Занятия в этот день в школе отменят, и мы будем неотрывно сидеть возле репродуктора, слушая выступления Молотова, Маленкова, Ворошилова. К нам в дом набьется полным-полно народу. Взрослые будут плакать, а дети сидеть притихшими, молчаливыми, в том числе даже самые маленькие сестры-погодки Рая и Тася Дорошенко. Но вот по радио объявят, что гроб вносится в Мавзолей, и мы выбежим на улицу, чтоб послушать, как будут гудеть в Щорсе на станции паровозы. Из рассказов старших и из книг мы знали, что когда умер Ленин, то по всей стране на минуту остановилось движение и паровозы, где бы их ни застала эта минута, гудели в память о Ленине. Мы надеялись, что и сейчас будет точно так. И не ошиблись.

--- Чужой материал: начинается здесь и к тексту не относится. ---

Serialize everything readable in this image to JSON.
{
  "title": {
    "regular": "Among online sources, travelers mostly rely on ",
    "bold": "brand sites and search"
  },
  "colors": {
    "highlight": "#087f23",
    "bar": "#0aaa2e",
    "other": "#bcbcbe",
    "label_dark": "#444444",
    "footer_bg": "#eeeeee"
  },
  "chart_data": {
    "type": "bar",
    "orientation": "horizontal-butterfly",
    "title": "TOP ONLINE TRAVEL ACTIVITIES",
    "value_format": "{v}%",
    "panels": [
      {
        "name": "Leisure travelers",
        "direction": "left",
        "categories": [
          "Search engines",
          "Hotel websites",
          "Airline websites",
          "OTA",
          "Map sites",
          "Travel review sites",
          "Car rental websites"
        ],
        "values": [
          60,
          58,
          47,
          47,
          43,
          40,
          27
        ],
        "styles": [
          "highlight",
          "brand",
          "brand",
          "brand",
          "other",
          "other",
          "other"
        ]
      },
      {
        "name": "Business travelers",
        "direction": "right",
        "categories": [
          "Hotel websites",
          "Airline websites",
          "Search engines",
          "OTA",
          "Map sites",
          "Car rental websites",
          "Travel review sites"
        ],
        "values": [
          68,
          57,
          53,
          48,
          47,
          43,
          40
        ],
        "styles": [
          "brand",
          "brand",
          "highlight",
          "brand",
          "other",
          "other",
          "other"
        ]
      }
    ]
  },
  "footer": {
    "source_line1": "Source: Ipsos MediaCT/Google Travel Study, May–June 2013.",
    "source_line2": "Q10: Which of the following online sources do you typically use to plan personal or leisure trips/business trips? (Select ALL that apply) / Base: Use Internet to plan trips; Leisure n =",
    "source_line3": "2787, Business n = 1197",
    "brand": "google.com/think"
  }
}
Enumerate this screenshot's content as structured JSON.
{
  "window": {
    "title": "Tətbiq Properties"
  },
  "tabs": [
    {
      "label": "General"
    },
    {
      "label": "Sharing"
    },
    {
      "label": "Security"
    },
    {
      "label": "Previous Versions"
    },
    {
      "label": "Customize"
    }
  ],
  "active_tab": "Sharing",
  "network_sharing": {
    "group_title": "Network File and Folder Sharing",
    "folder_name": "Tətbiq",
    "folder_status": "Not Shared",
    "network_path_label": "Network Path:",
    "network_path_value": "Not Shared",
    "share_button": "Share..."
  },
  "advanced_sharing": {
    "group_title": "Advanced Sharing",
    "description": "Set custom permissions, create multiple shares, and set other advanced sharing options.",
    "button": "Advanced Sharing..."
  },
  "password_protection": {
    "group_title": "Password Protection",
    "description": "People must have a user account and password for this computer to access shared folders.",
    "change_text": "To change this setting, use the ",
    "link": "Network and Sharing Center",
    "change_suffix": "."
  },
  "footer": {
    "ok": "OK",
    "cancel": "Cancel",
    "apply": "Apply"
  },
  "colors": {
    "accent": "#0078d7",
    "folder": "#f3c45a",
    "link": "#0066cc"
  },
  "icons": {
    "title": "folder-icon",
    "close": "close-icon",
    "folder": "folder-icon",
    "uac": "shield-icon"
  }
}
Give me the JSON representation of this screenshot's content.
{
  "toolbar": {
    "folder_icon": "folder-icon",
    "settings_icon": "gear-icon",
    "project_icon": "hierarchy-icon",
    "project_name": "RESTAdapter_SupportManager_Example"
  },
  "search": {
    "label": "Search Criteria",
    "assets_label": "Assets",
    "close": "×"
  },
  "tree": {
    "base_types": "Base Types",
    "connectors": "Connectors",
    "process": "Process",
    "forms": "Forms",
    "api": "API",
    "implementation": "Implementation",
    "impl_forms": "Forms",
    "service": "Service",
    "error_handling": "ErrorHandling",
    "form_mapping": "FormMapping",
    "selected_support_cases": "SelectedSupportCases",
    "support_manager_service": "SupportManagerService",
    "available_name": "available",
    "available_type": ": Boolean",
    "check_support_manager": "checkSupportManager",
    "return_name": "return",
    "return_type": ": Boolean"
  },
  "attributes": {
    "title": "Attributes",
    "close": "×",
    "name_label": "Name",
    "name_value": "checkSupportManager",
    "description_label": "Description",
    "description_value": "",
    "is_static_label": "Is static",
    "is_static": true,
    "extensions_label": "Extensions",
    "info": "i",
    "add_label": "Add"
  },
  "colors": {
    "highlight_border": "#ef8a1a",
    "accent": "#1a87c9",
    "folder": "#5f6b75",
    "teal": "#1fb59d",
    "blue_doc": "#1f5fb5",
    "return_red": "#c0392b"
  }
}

Вначале пронзительно и чисто загудел знакомый всем нам деповский гудок, по которому рабочие ежедневно собирались на смену, а жители окрестных деревень, когда еще не было радио, сверяли часы. Потом один за другим глухо и протяжно начали гудеть паровозы: и те, которые стояли в депо на промывке, и те, которые мчались в сторону Гомеля или Бахмача и вдруг остановились на рельсах. Молчаливой стайкой мы тоже застыли посреди улицы…

Потом пройдут еще три года. В газетах появятся громадные, на всю страницу статьи, которые будут читать и взрослые, и дети. Я тоже прочитаю их, сидя на лавочке возле забора, и, не все поняв, не всему даже как бы поверив, надолго не по-детски растеряюсь…

Но все это будет через несколько лет. А пока мы безмерно радуемся, что концерт у нас удался, что вторая четверть уже заканчивается, что впереди целых десять дней каникул и, главное, – Новый год.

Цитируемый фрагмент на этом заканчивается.